The agent approached the still-obvious path of whatever had been dragged through the woods, and bent down.
“It’s coming from the trail,” he said, sniffing around like a dog. “There’s a dark discoloration.”
“You want my thoughts?” the deputy asked as they started off again.
“We at the FBI always welcome input,” the agent replied, looking around.
“I think this guy is a real sicko,” Randell said. “I mean seriously deranged. I think he brought a dead body with him. Maybe more than one. That’s the only way to explain the smell in the house.”
“And it would explain the drag marks,” the agent said, stopping and cocking his head. The brush and trees had thickened as they headed up the ridge, and at one point the dragged area narrowed down between two trees to barely the width of a body. “But I don’t think you could drag many bodies through that gap.”
“Tarp with leaves?” the deputy said. “The lawn didn’t look raked.”
“Maybe,” the agent said. “In which case we’re wasting our time. But why would someone drag leaves through a forest, deputy?”
They continued to follow the path up the hill until it stopped at a small opening in the ground. Diller bent down and held his hand to it. There was airflow coming out.
“Cave,” he said. There were more signs that something had been dragged into the cave. Something large that had, somehow, shrunk down to fit. The edges had that same foul stench.
Caught on the rock was a thin strand of golden hair.
The agent rocked back on his heels and paused for a moment, frowning. Then he blanched.
“Shit,” he muttered. “Son. Of. A. Bitch! I’m an idiot.”
“What?” the deputy asked. He was standing well back to avoid contaminating a possible crime scene.

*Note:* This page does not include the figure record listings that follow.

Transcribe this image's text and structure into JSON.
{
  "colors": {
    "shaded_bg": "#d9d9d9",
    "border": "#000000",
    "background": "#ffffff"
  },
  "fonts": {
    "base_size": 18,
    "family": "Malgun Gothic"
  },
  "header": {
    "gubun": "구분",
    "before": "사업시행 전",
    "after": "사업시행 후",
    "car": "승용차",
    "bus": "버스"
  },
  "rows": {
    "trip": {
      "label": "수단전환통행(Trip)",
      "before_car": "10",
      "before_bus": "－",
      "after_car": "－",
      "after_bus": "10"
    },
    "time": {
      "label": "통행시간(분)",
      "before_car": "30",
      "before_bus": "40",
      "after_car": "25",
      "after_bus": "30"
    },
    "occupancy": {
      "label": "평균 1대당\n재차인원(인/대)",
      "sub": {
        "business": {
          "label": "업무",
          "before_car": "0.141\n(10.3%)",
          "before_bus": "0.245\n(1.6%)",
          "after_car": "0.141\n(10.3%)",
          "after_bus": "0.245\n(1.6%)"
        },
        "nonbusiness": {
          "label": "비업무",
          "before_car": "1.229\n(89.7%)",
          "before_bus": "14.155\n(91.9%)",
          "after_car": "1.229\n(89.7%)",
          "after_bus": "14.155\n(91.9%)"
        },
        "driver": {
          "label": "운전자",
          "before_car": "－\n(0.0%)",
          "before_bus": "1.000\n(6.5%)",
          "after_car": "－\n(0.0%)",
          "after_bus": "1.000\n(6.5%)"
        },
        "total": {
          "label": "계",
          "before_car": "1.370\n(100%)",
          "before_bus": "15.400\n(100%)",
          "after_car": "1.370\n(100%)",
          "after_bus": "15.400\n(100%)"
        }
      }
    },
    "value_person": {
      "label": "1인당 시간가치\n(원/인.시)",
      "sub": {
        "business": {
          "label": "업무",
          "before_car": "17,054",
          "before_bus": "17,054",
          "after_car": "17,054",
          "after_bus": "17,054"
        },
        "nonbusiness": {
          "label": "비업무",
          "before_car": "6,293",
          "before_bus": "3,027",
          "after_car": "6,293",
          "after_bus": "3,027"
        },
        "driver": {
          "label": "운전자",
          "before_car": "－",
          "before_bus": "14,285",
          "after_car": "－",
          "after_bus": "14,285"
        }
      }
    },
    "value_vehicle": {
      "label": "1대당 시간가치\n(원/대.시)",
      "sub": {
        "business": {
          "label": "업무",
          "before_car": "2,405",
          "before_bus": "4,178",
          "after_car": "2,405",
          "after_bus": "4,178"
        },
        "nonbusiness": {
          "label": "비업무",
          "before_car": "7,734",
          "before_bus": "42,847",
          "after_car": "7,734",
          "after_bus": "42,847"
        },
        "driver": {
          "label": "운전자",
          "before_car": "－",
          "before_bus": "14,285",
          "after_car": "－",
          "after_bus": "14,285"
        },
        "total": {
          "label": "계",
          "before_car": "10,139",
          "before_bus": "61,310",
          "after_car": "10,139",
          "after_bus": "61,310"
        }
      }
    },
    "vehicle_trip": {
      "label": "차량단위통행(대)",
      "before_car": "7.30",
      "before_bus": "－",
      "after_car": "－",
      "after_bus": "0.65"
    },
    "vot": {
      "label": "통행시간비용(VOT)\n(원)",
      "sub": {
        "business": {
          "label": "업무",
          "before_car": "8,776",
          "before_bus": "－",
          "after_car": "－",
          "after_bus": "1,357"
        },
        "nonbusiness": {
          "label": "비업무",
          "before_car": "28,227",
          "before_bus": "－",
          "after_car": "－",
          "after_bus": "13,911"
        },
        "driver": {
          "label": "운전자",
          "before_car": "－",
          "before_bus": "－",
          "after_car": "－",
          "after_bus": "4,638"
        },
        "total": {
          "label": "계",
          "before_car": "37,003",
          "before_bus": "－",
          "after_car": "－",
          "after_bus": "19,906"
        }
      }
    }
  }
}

“Nothing,” Diller said, standing up and backing away from the hole. “Fuck me, fuck me, fuck me.”
“Sir, what’s wrong?” the deputy asked, looking around for the threat.
“You used to be a Marine, right?” Diller said, pulling out his cell phone.
“Shows, huh?” Randell said.
“Then understand this, Marine,” Diller said, turning around and pulling off his sunglasses. He looked the Marine straight in the eyes while dialing from memory. “You did not see anything unusual about this. We didn’t take this walk. If called to testify about anything, you will be as uncommunicative as a stone. Do you understand me?”
“No, sir,” Randell said, his eyes wide.
“This is Agent Diller,” the agent said into the phone. “The Claiborne case has Special Circumstances.”